If students go beyond Westwood, they are more likely to find lower prices, like a $2,600 two-bedroom two-bathroom apartment on Purdue Avenue. Rather than spending $1,600 for a bachelor pad on Strathmore Drive, prospective tenants could split this apartment in half and pay $1,300 a month, with the added benefit of having a living room and full kitchen. The same living situation would usually cost students $2,100 in Westwood.
Even when the price is the same between an apartment in the North Village and an apartment south of Wilshire Boulevard, students still usually pay for worse on-site services and rooms that are in disrepair. Since the tenants will be college students, who are more prone to drinking and partying than older residents, landlords relax their standards of cleanliness and apartment upkeep.
Buildings on Roebling Avenue are notorious for this. A reviewer named Patrick D. gave the only Yelp review for one of the apartment buildings on Roebling, giving it one star and saying, “Tenants frequently leave trash outside, lights rarely work, rodents are a consistent problem. Laundry area is dirty.” Another apartment building on Kelton Avenue has 19 total reviews on Yelp and only one and a half stars. Besides various reviewers complaining about not receiving their security deposits back on time and their landlord being rude, one reviewer claimed her room had termites. Unless students opt to pay even more for luxury apartments, these problems are not uncommon.
The North Village landlords’ reasoning is clear: If there will always be another college student willing to live in substandard conditions, or who will likely trash the apartment and surrounding area just like the previous tenant, why make any major renovations or improve their services?

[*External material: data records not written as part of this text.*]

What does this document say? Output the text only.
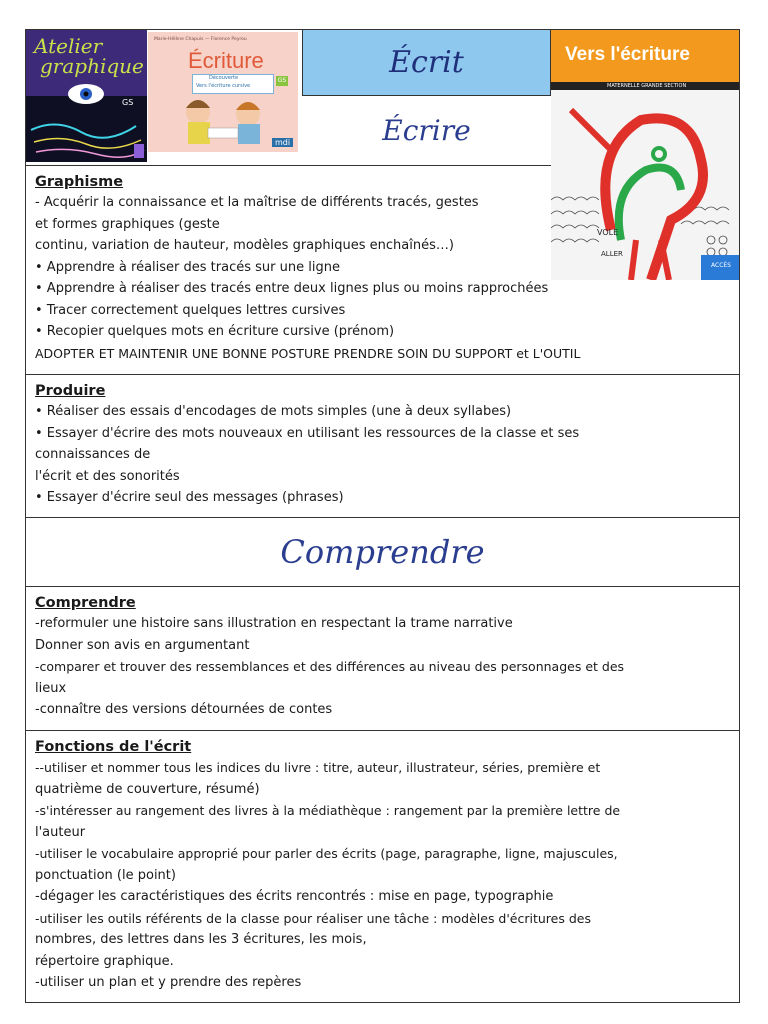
Atelier
graphique
GS
Marie-Hélène Chapuis — Florence Peyrou
Écriture
Découverte
Vers l'écriture cursive
GS
mdi
Écrit
Écrire
Vers l'écriture
MATERNELLE GRANDE SECTION
VOLE
ALLER
ACCÈS
Graphisme

- Acquérir la connaissance et la maîtrise de différents tracés, gestes

et formes graphiques (geste

continu, variation de hauteur, modèles graphiques enchaînés…)

• Apprendre à réaliser des tracés sur une ligne

• Apprendre à réaliser des tracés entre deux lignes plus ou moins rapprochées

• Tracer correctement quelques lettres cursives

• Recopier quelques mots en écriture cursive (prénom)

ADOPTER ET MAINTENIR UNE BONNE POSTURE PRENDRE SOIN DU SUPPORT et L'OUTIL

Produire

• Réaliser des essais d'encodages de mots simples (une à deux syllabes)

• Essayer d'écrire des mots nouveaux en utilisant les ressources de la classe et ses

connaissances de

l'écrit et des sonorités

• Essayer d'écrire seul des messages (phrases)

Comprendre
Comprendre

-reformuler une histoire sans illustration en respectant la trame narrative

Donner son avis en argumentant

-comparer et trouver des ressemblances et des différences au niveau des personnages et des

lieux

-connaître des versions détournées de contes

Fonctions de l'écrit

--utiliser et nommer tous les indices du livre : titre, auteur, illustrateur, séries, première et

quatrième de couverture, résumé)

-s'intéresser au rangement des livres à la médiathèque : rangement par la première lettre de

l'auteur

-utiliser le vocabulaire approprié pour parler des écrits (page, paragraphe, ligne, majuscules,

ponctuation (le point)

-dégager les caractéristiques des écrits rencontrés : mise en page, typographie

-utiliser les outils référents de la classe pour réaliser une tâche : modèles d'écritures des

nombres, des lettres dans les 3 écritures, les mois,

répertoire graphique.

-utiliser un plan et y prendre des repères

Even if students secure a respectable apartment in the North Village, in an area generally clear of trash and couches lying on sidewalks, students are disproportionately more likely to be ticketed or towed for parking violations than nearly anywhere else in Los Angeles. In 2012, Los Angeles issued more than 6,100 tickets in the North Village because of street cleaning alone. The tickets collectively cost students hundreds of thousands of dollars, enough to pay a UCLA student’s four-year tuition costs several times over.
A few years back, Los Angeles officials also began ticketing students for “apron parking,” or parking partially on the street and driveway. Although Los Angeles has since rescinded this policy, saving students some money, it still leaves North Village packed with cars, hazardous narrow lanes and crumbling roads. Commenting on the situation, the Los Angeles Times reported that a student called the area “the college slums.”
Of course, not all apartments around North Village are bad, but these are just some of the trends students are likely to experience. If people can find a decent apartment without having to sacrifice an arm or a leg, all the more power to them. However, students must avoid dismissing other legitimate housing options. Proximity to campus is not everything.
The public transportation system, bicycles and even push scooters all make the world a smaller place. Investing in something as simple as one of these can go a long way in compensating for one’s distance from campus. And for those who have cars, living somewhere other than North Village helps prevent getting parking tickets for street cleaning.
If students decide to move farther away from the UCLA campus, they will avoid the college slums and be more likely to find a better apartment at a lower price. Rather than choosing to live like sardines alongside other students in an area with relatively poor infrastructure, students ought to explore other options south of Wilshire and elsewhere.